Bolster Security by Eliminating Malicious Web Traffic with AWS ELB Features
About the Client
Our client is a prominent US-based supermarket chain leveraging technology capabilities to offer a superior customer experience and a compelling product differentiation to customers by offering value services such as online ordering and home delivery.
The online retailer offered the provision of choosing a preferred delivery time slot called “Grab Mode” to their registered delivery personnel. During this time, the website witnessed unusually high traffic and access attempts by bad IP addresses.
This resulted in multiple challenges. Firstly, this slowed down the website performance in terms of usability and response time. Secondly, the database’s CPU utilization peaked 100% during specific time frames throughout the day. Thirdly, this affected other legitimate website features detrimentally, as the users were unable to perform operations on the UI.

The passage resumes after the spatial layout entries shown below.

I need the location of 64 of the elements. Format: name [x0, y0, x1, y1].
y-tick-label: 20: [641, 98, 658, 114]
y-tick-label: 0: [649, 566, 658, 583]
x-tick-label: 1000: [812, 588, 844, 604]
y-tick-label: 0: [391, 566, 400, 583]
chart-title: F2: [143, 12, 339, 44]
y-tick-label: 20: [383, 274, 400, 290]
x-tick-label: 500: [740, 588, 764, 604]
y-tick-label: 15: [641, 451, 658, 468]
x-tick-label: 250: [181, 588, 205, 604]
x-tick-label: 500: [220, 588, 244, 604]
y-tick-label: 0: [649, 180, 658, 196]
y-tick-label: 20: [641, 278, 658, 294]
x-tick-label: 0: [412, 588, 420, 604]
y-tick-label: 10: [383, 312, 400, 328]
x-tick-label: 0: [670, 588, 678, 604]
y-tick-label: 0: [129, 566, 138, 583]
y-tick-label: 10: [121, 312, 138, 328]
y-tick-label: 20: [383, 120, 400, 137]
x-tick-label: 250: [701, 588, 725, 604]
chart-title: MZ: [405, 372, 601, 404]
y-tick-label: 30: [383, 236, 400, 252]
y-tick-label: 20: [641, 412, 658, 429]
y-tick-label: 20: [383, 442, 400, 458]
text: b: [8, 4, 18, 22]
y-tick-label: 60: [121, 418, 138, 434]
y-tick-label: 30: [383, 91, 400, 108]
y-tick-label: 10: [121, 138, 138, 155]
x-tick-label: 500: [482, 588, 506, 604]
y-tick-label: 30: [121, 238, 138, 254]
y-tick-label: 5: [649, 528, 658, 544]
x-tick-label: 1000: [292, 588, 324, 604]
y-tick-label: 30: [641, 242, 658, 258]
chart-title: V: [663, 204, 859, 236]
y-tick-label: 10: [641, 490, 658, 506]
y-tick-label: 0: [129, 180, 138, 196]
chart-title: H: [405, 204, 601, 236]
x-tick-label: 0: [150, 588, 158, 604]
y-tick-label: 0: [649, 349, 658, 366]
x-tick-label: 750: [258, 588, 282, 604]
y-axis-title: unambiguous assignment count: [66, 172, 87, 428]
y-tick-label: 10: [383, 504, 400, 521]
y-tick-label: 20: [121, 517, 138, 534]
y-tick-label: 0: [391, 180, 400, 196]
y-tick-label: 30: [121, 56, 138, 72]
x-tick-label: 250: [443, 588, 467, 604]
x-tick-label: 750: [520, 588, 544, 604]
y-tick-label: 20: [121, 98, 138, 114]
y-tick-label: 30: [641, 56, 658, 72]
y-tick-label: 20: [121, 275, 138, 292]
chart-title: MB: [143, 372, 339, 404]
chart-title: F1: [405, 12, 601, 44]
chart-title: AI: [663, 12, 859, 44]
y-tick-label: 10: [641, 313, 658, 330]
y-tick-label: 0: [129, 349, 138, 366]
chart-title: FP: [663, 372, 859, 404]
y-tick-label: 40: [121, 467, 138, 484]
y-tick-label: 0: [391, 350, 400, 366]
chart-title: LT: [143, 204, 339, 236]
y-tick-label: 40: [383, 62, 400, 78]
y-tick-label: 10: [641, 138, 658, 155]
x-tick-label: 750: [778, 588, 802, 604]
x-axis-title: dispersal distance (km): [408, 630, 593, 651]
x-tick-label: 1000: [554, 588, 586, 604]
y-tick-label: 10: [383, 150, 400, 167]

We wrote custom scripts to parse and analyze various application and web server log files to filter bad web requests. Then, we looked for a solution at the Apache layer, followed by the application layer and finally zeroed in on the load balancer layer. Post evaluation, the managed security solution from AWS called AWS WAF was selected and deployed along with the Application Load Balancer (ALB). This helped to filter traffic before it reached the Apache server.
The employed security solution reduced the manual analysis effort and secured the application Infrastructure.
- The database CPU performance reduced from 100% to around 35%.
- The average response time reduced by 3x.